For me, I could not read or work with Mozart in the background. But I find the peaceful gentleness of slow Baroque especially conducive to creativity and intellectual work.

Experiment for yourself and see what you find. For an example of slow baroque, try the first two minutes of this piece by Locatelli (the Baroque era was in the late 16th – early 17th century). It’s his concerto grosso in G-minor, Op 1. No. 12 (just ignore the flamboyant tits – if you can!)

Locatelli is better (richer and certainly better melodies) than Vivaldi, I think; just not as famous.

And the bosomy picture is “A young woman playing a viola da gamba” by Gerrit Van Honthorst.

  • Sandra eeles says:

    Alternative medicine has been using frequencies and frequency medicine for years and it certainly works.
    My husband used to to play the music which he had heightened with frequencies to the children with dyslexic and autistic tendencies and they would go of to sleep like babies.
    Frequency medicine is homeopathy and we know how well that works.

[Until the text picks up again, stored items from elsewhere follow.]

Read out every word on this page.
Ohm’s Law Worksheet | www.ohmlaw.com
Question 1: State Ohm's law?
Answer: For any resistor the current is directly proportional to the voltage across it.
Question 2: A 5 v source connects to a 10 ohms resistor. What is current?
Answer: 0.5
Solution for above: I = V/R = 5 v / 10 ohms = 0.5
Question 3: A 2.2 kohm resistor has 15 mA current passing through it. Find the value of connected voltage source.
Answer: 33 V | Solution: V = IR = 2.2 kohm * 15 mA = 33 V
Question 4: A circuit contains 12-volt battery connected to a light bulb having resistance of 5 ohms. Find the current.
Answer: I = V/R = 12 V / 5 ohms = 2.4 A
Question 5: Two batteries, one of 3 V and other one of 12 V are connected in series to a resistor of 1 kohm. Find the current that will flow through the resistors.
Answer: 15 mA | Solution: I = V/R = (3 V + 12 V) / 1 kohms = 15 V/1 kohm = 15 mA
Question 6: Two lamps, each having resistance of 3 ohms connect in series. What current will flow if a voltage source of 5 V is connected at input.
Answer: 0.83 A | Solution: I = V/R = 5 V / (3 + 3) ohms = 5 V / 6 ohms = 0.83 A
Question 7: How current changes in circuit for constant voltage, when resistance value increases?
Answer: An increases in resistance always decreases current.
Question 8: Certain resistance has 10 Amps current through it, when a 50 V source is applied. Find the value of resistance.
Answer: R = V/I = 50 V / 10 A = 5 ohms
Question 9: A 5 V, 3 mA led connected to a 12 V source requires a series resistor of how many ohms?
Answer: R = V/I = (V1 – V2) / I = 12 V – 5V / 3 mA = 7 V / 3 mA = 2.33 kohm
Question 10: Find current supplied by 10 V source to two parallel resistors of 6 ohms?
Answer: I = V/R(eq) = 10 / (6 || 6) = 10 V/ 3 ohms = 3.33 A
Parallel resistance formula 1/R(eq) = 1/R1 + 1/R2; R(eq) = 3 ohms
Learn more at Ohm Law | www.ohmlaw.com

  • I was given a copy of The Mozart Effect as a Christmas present some years ago. We were holidaying in Santa Barbara at the time. I loved reading it and had an opportunity to put theory into practice on a car journey to Santa Monica. Four children creating havoc in the back and disagreeing over what music to have on too loudly. “Enough!” I cried and replaced heavy metal with Mozart’s Greatest Hits (I didn’t know they had a Top 10 back then). “This is sooooo boring” and “Take it off” they protested – to no avail.
    Within MINUTES they were at peace with the world; Phylipa and I looked at each other and nodded knowingly. Thanks Wolfgang!

  • James R. Nord says:

    I was truly impressed that someone else discovered Tomatis. I was living in Paris in the early 1960’s and watched him demonstrate his l’ore electronique (electronic ear). I was also beginning to study Cybernetics, and everything tied together so well, it became the foundation for my “Shut Up and Listen” approach to second language teaching, which is apparently just about as well known as Tomatis, at least in the U.S. which insist that we “learn by doing”, therefore we must teach people to “speak” the language. Yes, Tomatis was a true genius. If we can not hear it, we can not say it.